Content Validity. When a test is constructed, the domain or area to be tested should be examined carefully and a range or variety of questions developed on the basis of that examination. So, for example, to test for someone's knowledge of psychology, a team might look over many different textbooks in the field and assemble a large number of topics, concepts, and vocabulary words -- from this collection of items, a random sample of items would be drawn to appear on the test. Again, this is not a type of validity that can be measured quantitatively; rather, this validity flows from the expert judgment of those involved in creating the test.

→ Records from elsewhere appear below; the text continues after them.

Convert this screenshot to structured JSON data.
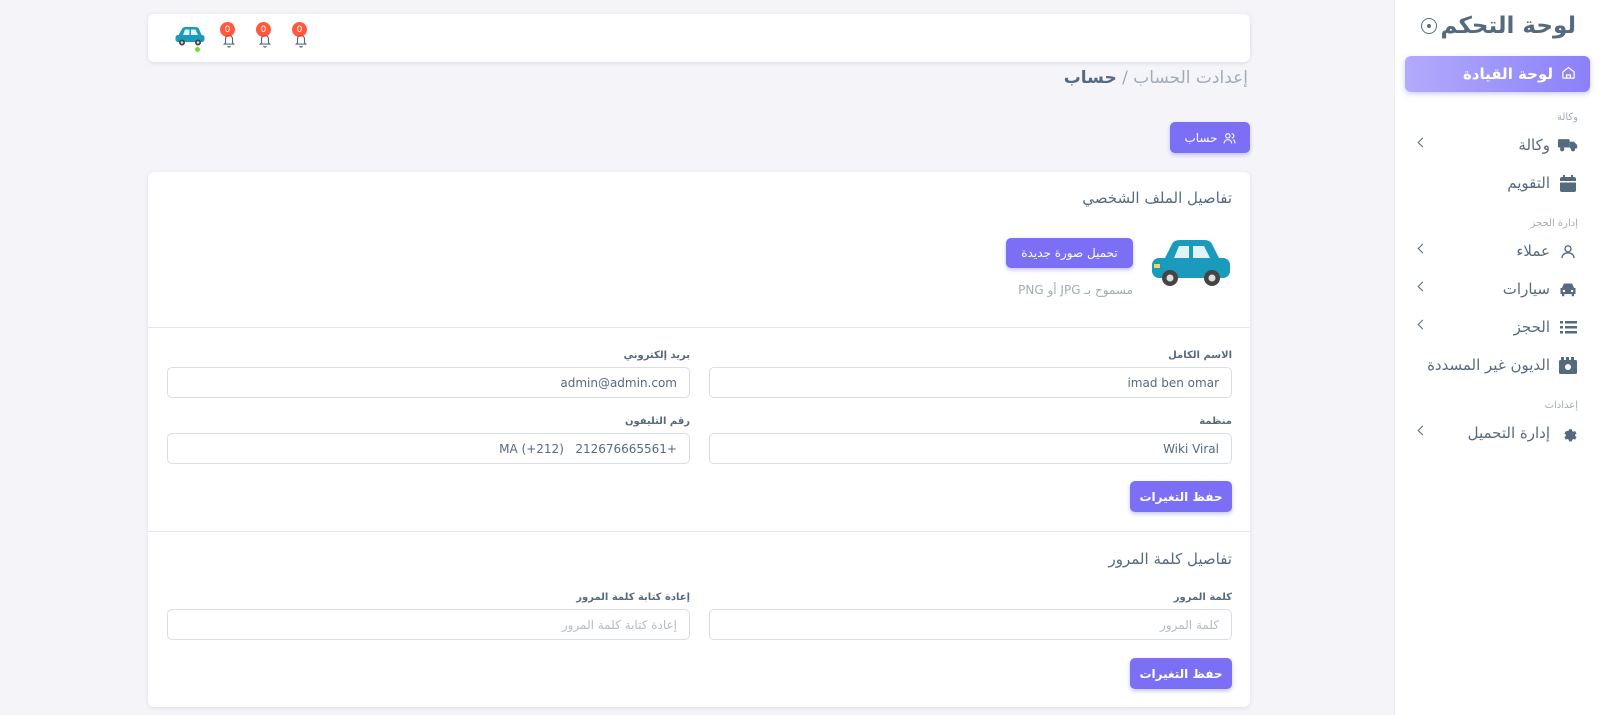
{
  "sidebar": {
    "brand": "لوحة التحكم",
    "toggle_icon": "circle-dot-icon",
    "active_item": {
      "label": "لوحة القيادة",
      "icon": "home-icon"
    },
    "sections": [
      {
        "header": "وكالة",
        "items": [
          {
            "label": "وكالة",
            "icon": "truck-icon",
            "chevron": true
          },
          {
            "label": "التقويم",
            "icon": "calendar-icon",
            "chevron": false
          }
        ]
      },
      {
        "header": "إدارة الحجز",
        "items": [
          {
            "label": "عملاء",
            "icon": "user-icon",
            "chevron": true
          },
          {
            "label": "سيارات",
            "icon": "car-icon",
            "chevron": true
          },
          {
            "label": "الحجز",
            "icon": "list-icon",
            "chevron": true
          },
          {
            "label": "الديون غير المسددة",
            "icon": "money-icon",
            "chevron": false
          }
        ]
      },
      {
        "header": "إعدادات",
        "items": [
          {
            "label": "إدارة التحميل",
            "icon": "gear-icon",
            "chevron": true
          }
        ]
      }
    ]
  },
  "navbar": {
    "notifications": [
      {
        "count": "0"
      },
      {
        "count": "0"
      },
      {
        "count": "0"
      }
    ],
    "status_color": "#71dd37"
  },
  "breadcrumb": {
    "parent": "إعدادت الحساب /",
    "current": "حساب"
  },
  "tab": {
    "label": "حساب",
    "icon": "users-icon"
  },
  "profile": {
    "title": "تفاصيل الملف الشخصي",
    "upload_label": "تحميل صورة جديدة",
    "upload_hint": "مسموح بـ JPG أو PNG",
    "full_name_label": "الاسم الكامل",
    "full_name_value": "imad ben omar",
    "email_label": "بريد إلكتروني",
    "email_value": "admin@admin.com",
    "org_label": "منظمة",
    "org_value": "Wiki Viral",
    "phone_label": "رقم التليفون",
    "phone_value": "MA (+212)   212676665561+",
    "save_label": "حفظ التغيرات"
  },
  "password": {
    "title": "تفاصيل كلمة المرور",
    "password_label": "كلمة المرور",
    "password_placeholder": "كلمة المرور",
    "confirm_label": "إعادة كتابة كلمة المرور",
    "confirm_placeholder": "إعادة كتابة كلمة المرور",
    "save_label": "حفظ التغيرات"
  },
  "colors": {
    "primary": "#7b6ff6",
    "text": "#566a7f",
    "muted": "#a1acb8",
    "badge": "#ff3e1d"
  }
}
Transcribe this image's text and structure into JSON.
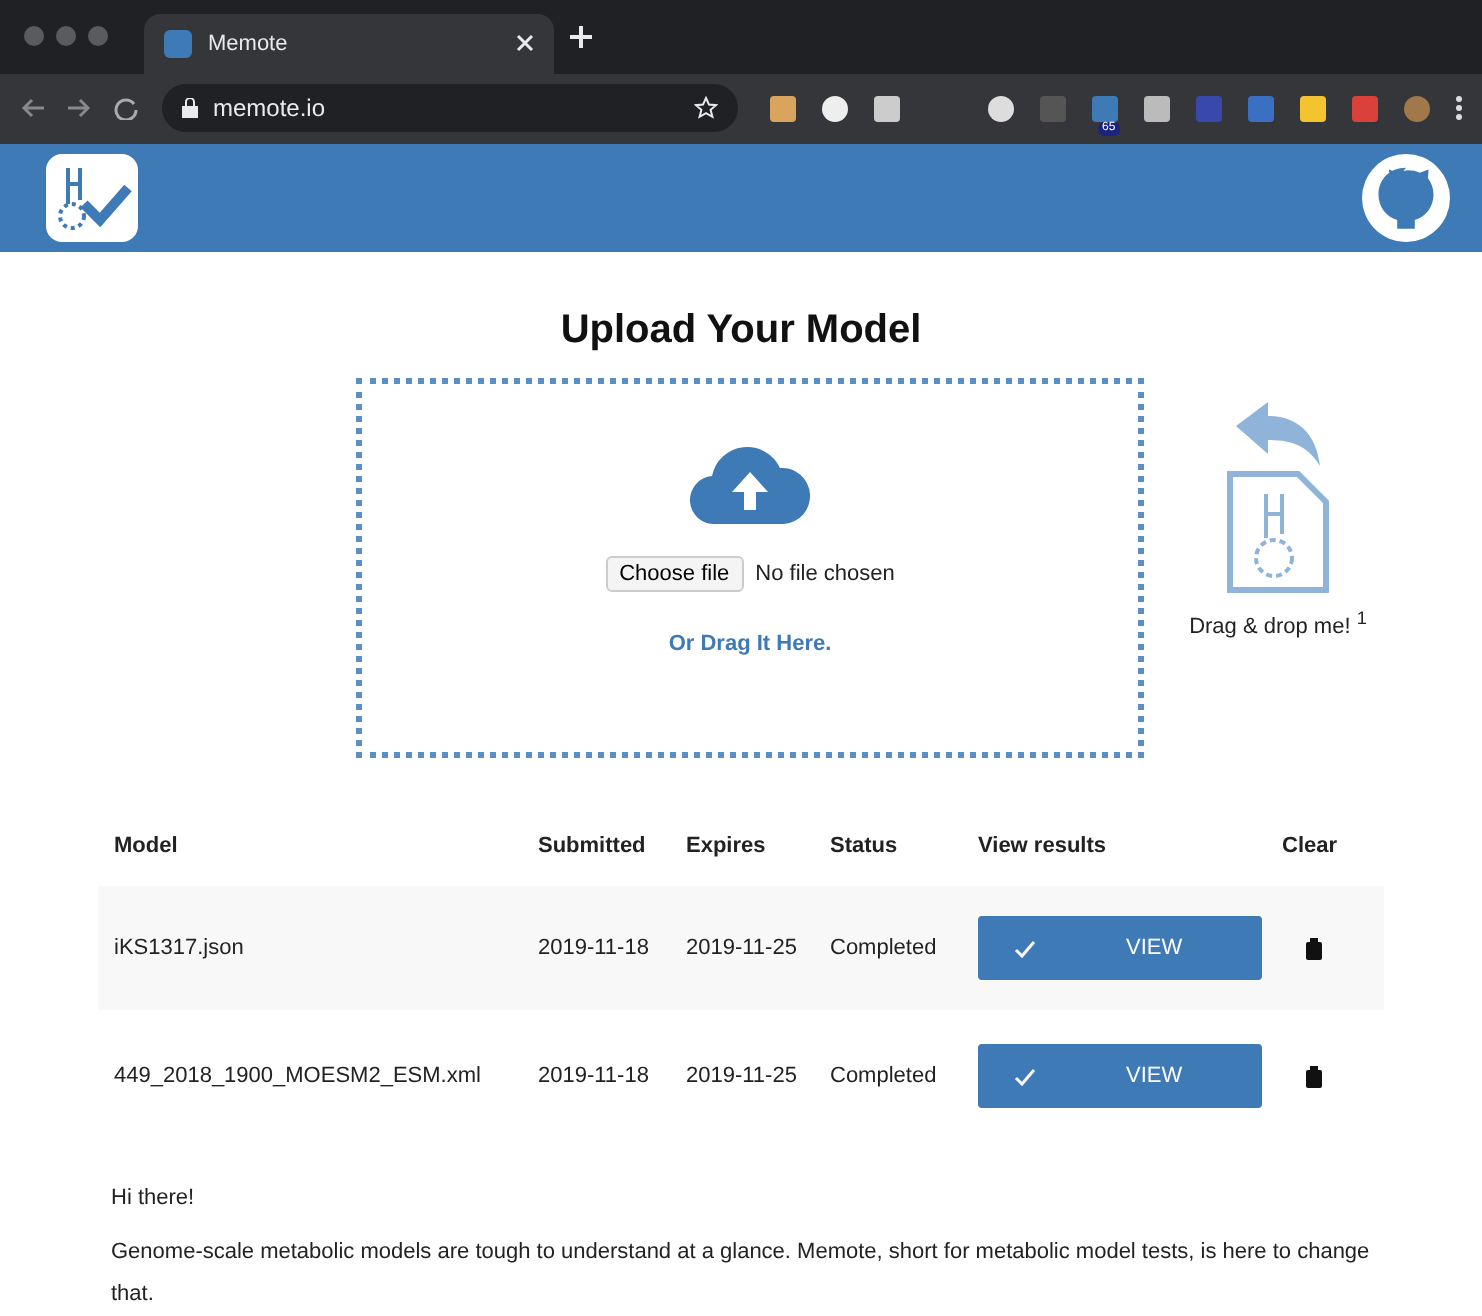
{
  "browser": {
    "tab_title": "Memote",
    "url": "memote.io",
    "extension_badge": "65"
  },
  "upload": {
    "title": "Upload Your Model",
    "choose_button": "Choose file",
    "file_status": "No file chosen",
    "drag_link": "Or Drag It Here.",
    "drag_hint": "Drag & drop me! $^{1}$"
  },
  "table": {
    "columns": [
      "Model",
      "Submitted",
      "Expires",
      "Status",
      "View results",
      "Clear"
    ],
    "rows": [
      {
        "model": "iKS1317.json",
        "submitted": "2019-11-18",
        "expires": "2019-11-25",
        "status": "Completed",
        "button": "VIEW"
      },
      {
        "model": "449_2018_1900_MOESM2_ESM.xml",
        "submitted": "2019-11-18",
        "expires": "2019-11-25",
        "status": "Completed",
        "button": "VIEW"
      }
    ]
  },
  "intro": [
    "Hi there!",
    "Genome-scale metabolic models are tough to understand at a glance. Memote, short for metabolic model tests, is here to change that."
  ]
}
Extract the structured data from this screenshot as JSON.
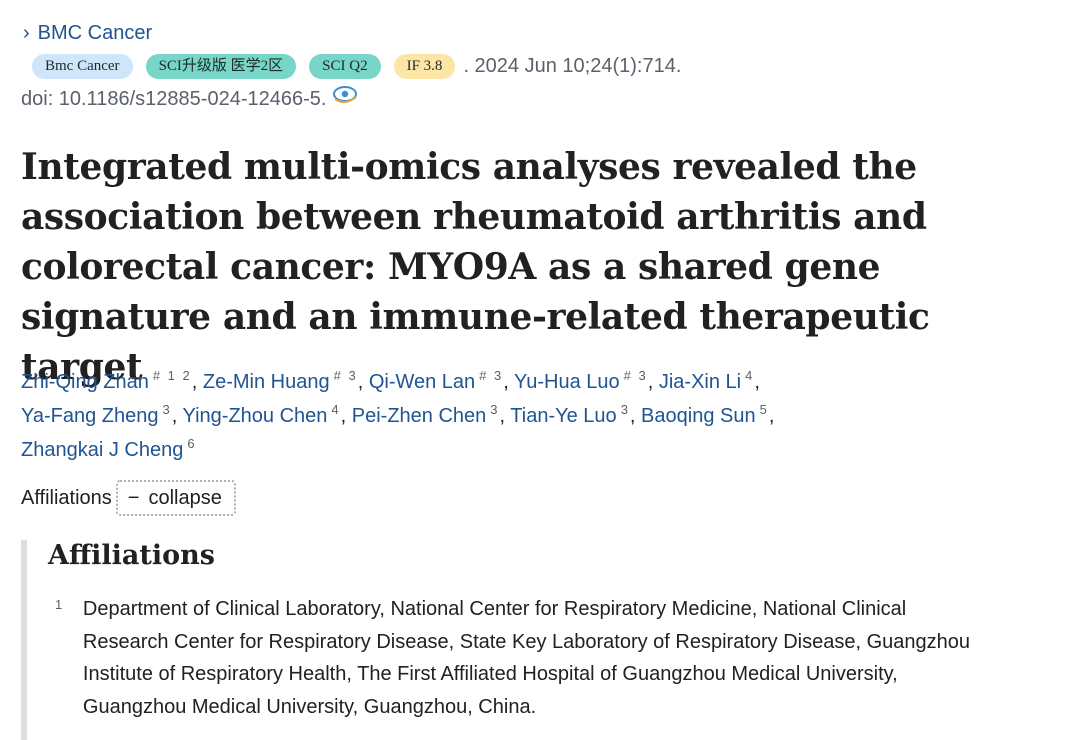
{
  "journal_link": {
    "chevron": "›",
    "label": "BMC Cancer"
  },
  "chips": {
    "journal": "Bmc Cancer",
    "zone": "SCI升级版 医学2区",
    "quartile": "SCI Q2",
    "impact": "IF 3.8"
  },
  "citation": ". 2024 Jun 10;24(1):714.",
  "doi": "doi: 10.1186/s12885-024-12466-5.",
  "doi_icon": "eye-link-icon",
  "title": "Integrated multi-omics analyses revealed the association between rheumatoid arthritis and colorectal cancer: MYO9A as a shared gene signature and an immune-related therapeutic target",
  "authors": [
    {
      "name": "Zhi-Qing Zhan",
      "sup": "# 1 2"
    },
    {
      "name": "Ze-Min Huang",
      "sup": "# 3"
    },
    {
      "name": "Qi-Wen Lan",
      "sup": "# 3"
    },
    {
      "name": "Yu-Hua Luo",
      "sup": "# 3"
    },
    {
      "name": "Jia-Xin Li",
      "sup": "4"
    },
    {
      "name": "Ya-Fang Zheng",
      "sup": "3"
    },
    {
      "name": "Ying-Zhou Chen",
      "sup": "4"
    },
    {
      "name": "Pei-Zhen Chen",
      "sup": "3"
    },
    {
      "name": "Tian-Ye Luo",
      "sup": "3"
    },
    {
      "name": "Baoqing Sun",
      "sup": "5"
    },
    {
      "name": "Zhangkai J Cheng",
      "sup": "6"
    }
  ],
  "affiliations_toggle": {
    "label": "Affiliations",
    "button_symbol": "−",
    "button_label": "collapse"
  },
  "affiliations_panel": {
    "heading": "Affiliations",
    "items": [
      {
        "num": "1",
        "text": "Department of Clinical Laboratory, National Center for Respiratory Medicine, National Clinical Research Center for Respiratory Disease, State Key Laboratory of Respiratory Disease, Guangzhou Institute of Respiratory Health, The First Affiliated Hospital of Guangzhou Medical University, Guangzhou Medical University, Guangzhou, China."
      }
    ]
  },
  "colors": {
    "link": "#205493",
    "text": "#212121",
    "muted": "#5b616b",
    "chip_blue": "#cfe6fa",
    "chip_teal": "#77d6c7",
    "chip_yellow": "#fde6a5"
  }
}
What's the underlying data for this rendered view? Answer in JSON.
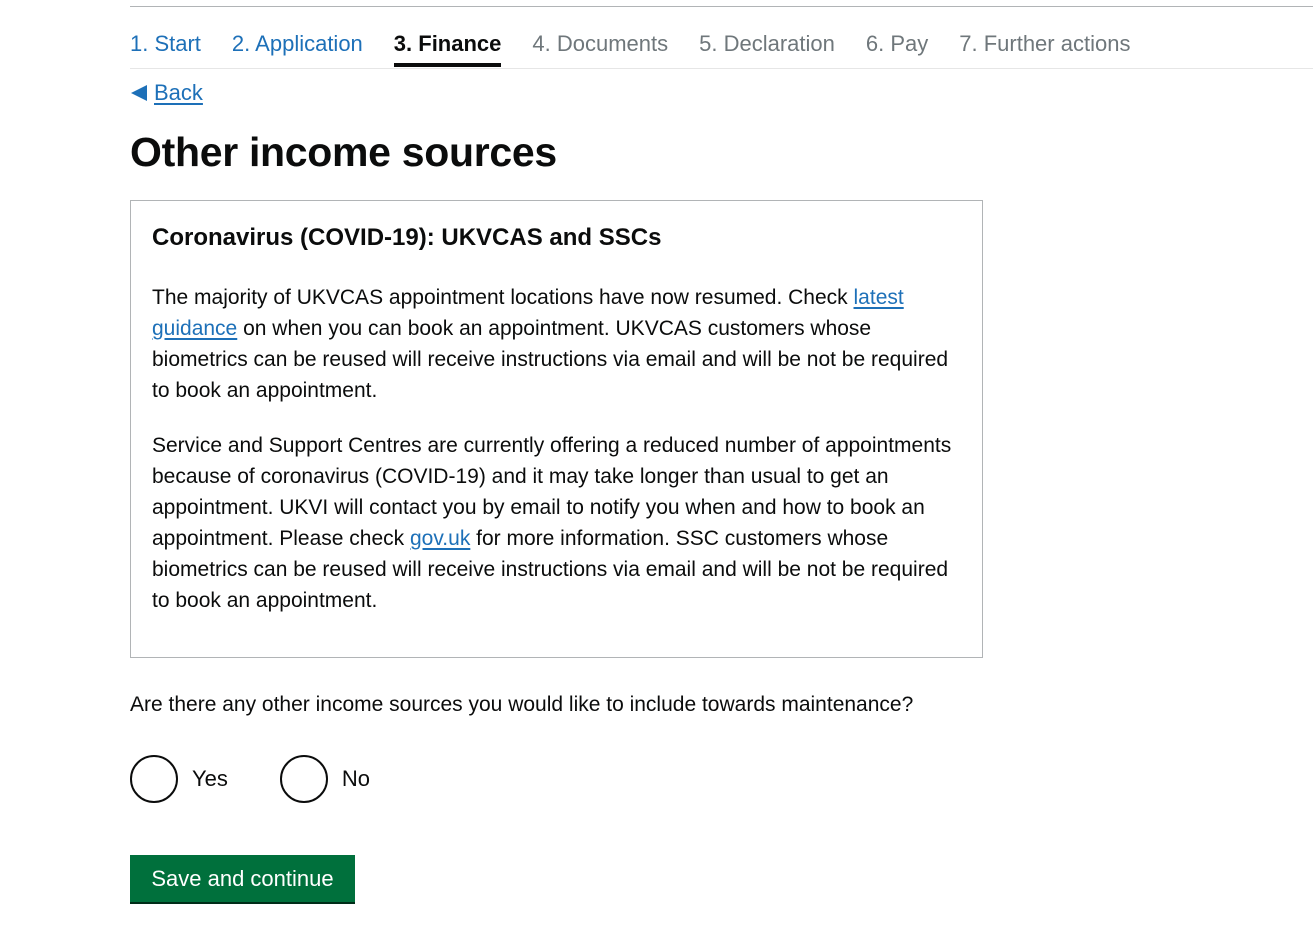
{
  "steps": [
    {
      "label": "1. Start",
      "state": "done"
    },
    {
      "label": "2. Application",
      "state": "done"
    },
    {
      "label": "3. Finance",
      "state": "current"
    },
    {
      "label": "4. Documents",
      "state": "future"
    },
    {
      "label": "5. Declaration",
      "state": "future"
    },
    {
      "label": "6. Pay",
      "state": "future"
    },
    {
      "label": "7. Further actions",
      "state": "future"
    }
  ],
  "back_link": "Back",
  "page_title": "Other income sources",
  "notice": {
    "heading": "Coronavirus (COVID-19): UKVCAS and SSCs",
    "p1_before": "The majority of UKVCAS appointment locations have now resumed. Check ",
    "p1_link": "latest guidance",
    "p1_after": " on when you can book an appointment. UKVCAS customers whose biometrics can be reused will receive instructions via email and will be not be required to book an appointment.",
    "p2_before": "Service and Support Centres are currently offering a reduced number of appointments because of coronavirus (COVID-19) and it may take longer than usual to get an appointment. UKVI will contact you by email to notify you when and how to book an appointment. Please check ",
    "p2_link": "gov.uk",
    "p2_after": " for more information. SSC customers whose biometrics can be reused will receive instructions via email and will be not be required to book an appointment."
  },
  "question": "Are there any other income sources you would like to include towards maintenance?",
  "options": {
    "yes": "Yes",
    "no": "No"
  },
  "save_button": "Save and continue",
  "colors": {
    "link": "#1d70b8",
    "button": "#00703c",
    "text": "#0b0c0c"
  }
}
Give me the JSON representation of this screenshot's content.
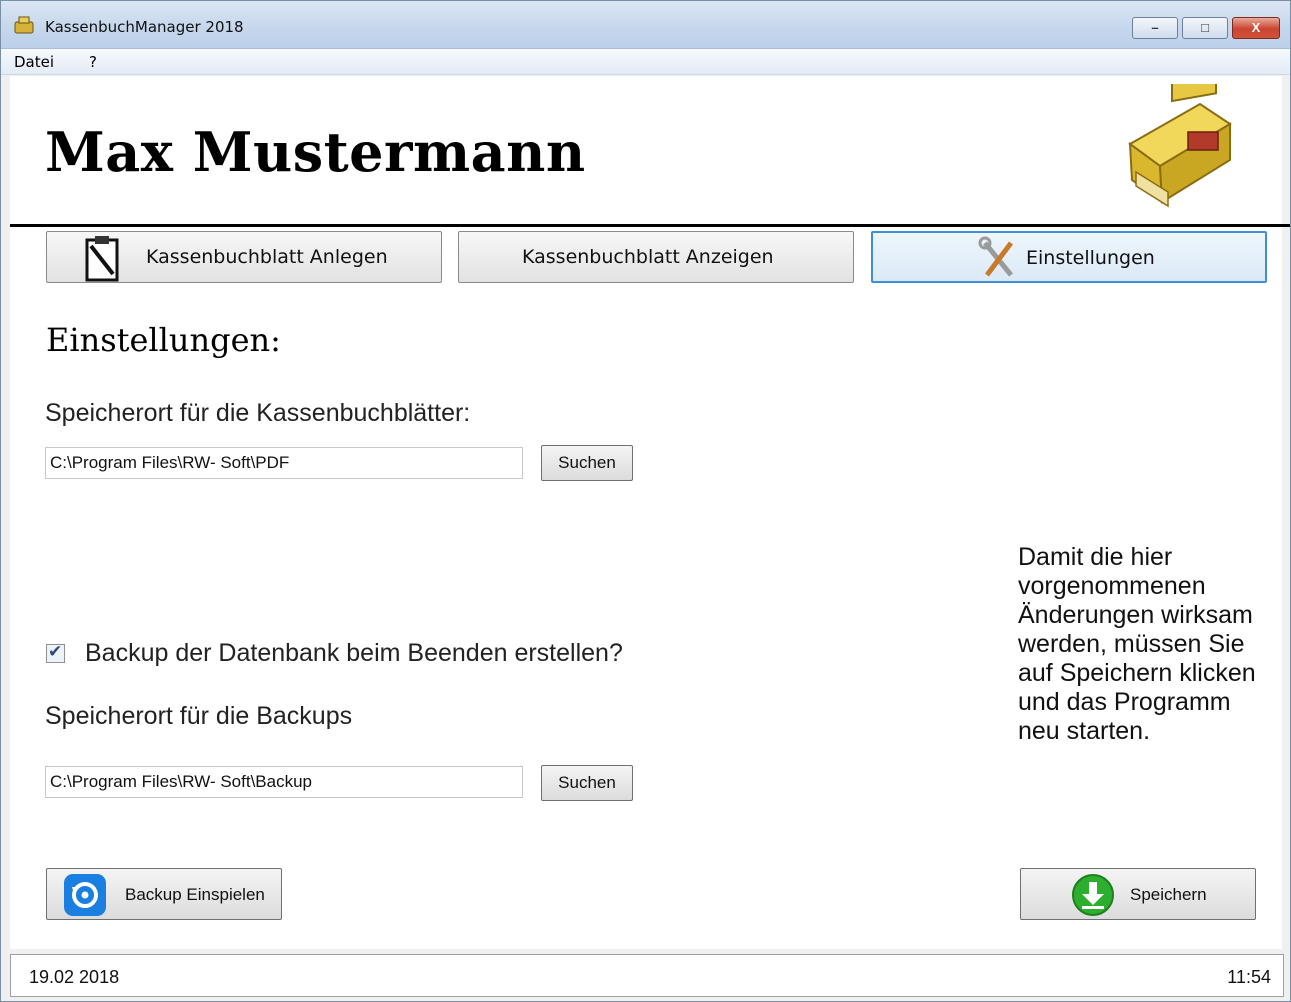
{
  "window": {
    "title": "KassenbuchManager 2018",
    "controls": {
      "minimize": "–",
      "maximize": "□",
      "close": "X"
    }
  },
  "menu": {
    "items": [
      {
        "label": "Datei"
      },
      {
        "label": "?"
      }
    ]
  },
  "header": {
    "name": "Max Mustermann",
    "image": "cash-register-icon"
  },
  "nav": {
    "create_label": "Kassenbuchblatt Anlegen",
    "show_label": "Kassenbuchblatt Anzeigen",
    "settings_label": "Einstellungen",
    "active": "Einstellungen"
  },
  "settings": {
    "title": "Einstellungen:",
    "storage_label": "Speicherort für die Kassenbuchblätter:",
    "storage_path": "C:\\Program Files\\RW- Soft\\PDF",
    "storage_search": "Suchen",
    "backup_checkbox_label": "Backup der Datenbank beim Beenden erstellen?",
    "backup_checked": true,
    "backup_label": "Speicherort für die Backups",
    "backup_path": "C:\\Program Files\\RW- Soft\\Backup",
    "backup_search": "Suchen",
    "hint": "Damit die hier vorgenommenen Änderungen wirksam werden, müssen Sie auf Speichern klicken und das Programm neu starten.",
    "restore_button": "Backup Einspielen",
    "save_button": "Speichern"
  },
  "status": {
    "date": "19.02 2018",
    "time": "11:54"
  },
  "colors": {
    "accent": "#3d8fd6",
    "restore_icon": "#1a7fe0",
    "save_icon": "#2eae2e",
    "register_gold": "#e2c233"
  }
}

Criterion Validity. A test is valid if it can predict accurately how a person performs. So, for example, the SAT or GRE exam scores are judged to be reasonably valid to predict how well someone will do in undergraduate or graduate school. Or, a visual motor acuity test for pilots would be valid in predicting how well the pilot could see and react during flight. Or, in the field of neuropsychology, the Glasgow Coma Scale predicts or offers odds about whether a person will survive a head injury. And, the California Verbal Learning Test predicts different aspects of a person's memory. In order to establish this kind of validity, two different kinds of criteria can be used:

Concurrent Criterion Validity predicts how well a person performs on some task in the present. Two tests are given at the same time and the scores on one test ought to be related or correlated with the scores on the other test.

Predictive Criterion Validity predicts how well a person will perform on some task in the future. So test scores are compared over time with performance on some variable in the future, e.g., SAT scores from Senior year of high school are compared to Freshman grade point averages in college.

Construct Validity. Sometimes tests are used to predict the behavior or say something meaningful about a person vis-a-vis a concept or a trait, for example, a test of aggressiveness or generosity or creativity. The trait or concept is a theoretical notion which can't be seen concretely. Rather, it has to be inferred by several, and sometimes many different kinds of behavior. In establishing construct validity, test results are compared to several other tests, tasks, or outcomes. There should be evidence of validity on the basis of the several different comparisons.

Standardization

When all is said and done, a test offers a comparison: how did the subject do on the test compared to other persons. So, in a test of "intelligence" or "visual motor speed" or "long-term memory", the score a subject gets on the test is meaningful because it tells us something about how that person performed vis-a-vis other people. If person X gets 15 questions right on a test with 60 possible right answers, it is important to know if the average person gets only 6 questions right or 35 questions right. In the first case, person X's performance would be considered very strong vis-a-vis others while in the second case, person X's performance would be considered very weak. So, in evaluating a subject's tested performance we have to be concerned with the standards against which that subject is being compared. Without becoming too technical, our concern for standardization is a demand to know two things:

Comparison Group Standardization: What is the makeup of the group to which the person's performance is being compared? Ideally, this group would be a randomly-selected sample drawn from a national setting. Did the group include men and women, old and young, brain-injured and normal persons, etc.?


Administration Standardization: Did the person who was tested take the test in the same way or under the same conditions as everyone else in the comparison group? This is an important question. There is a mountain of psychological research which demonstrates that even small changes in the wording or conditons under which someone is tested can significantly affect how well they do on a test. Hence, tests should be administered in the same way under similar conditions.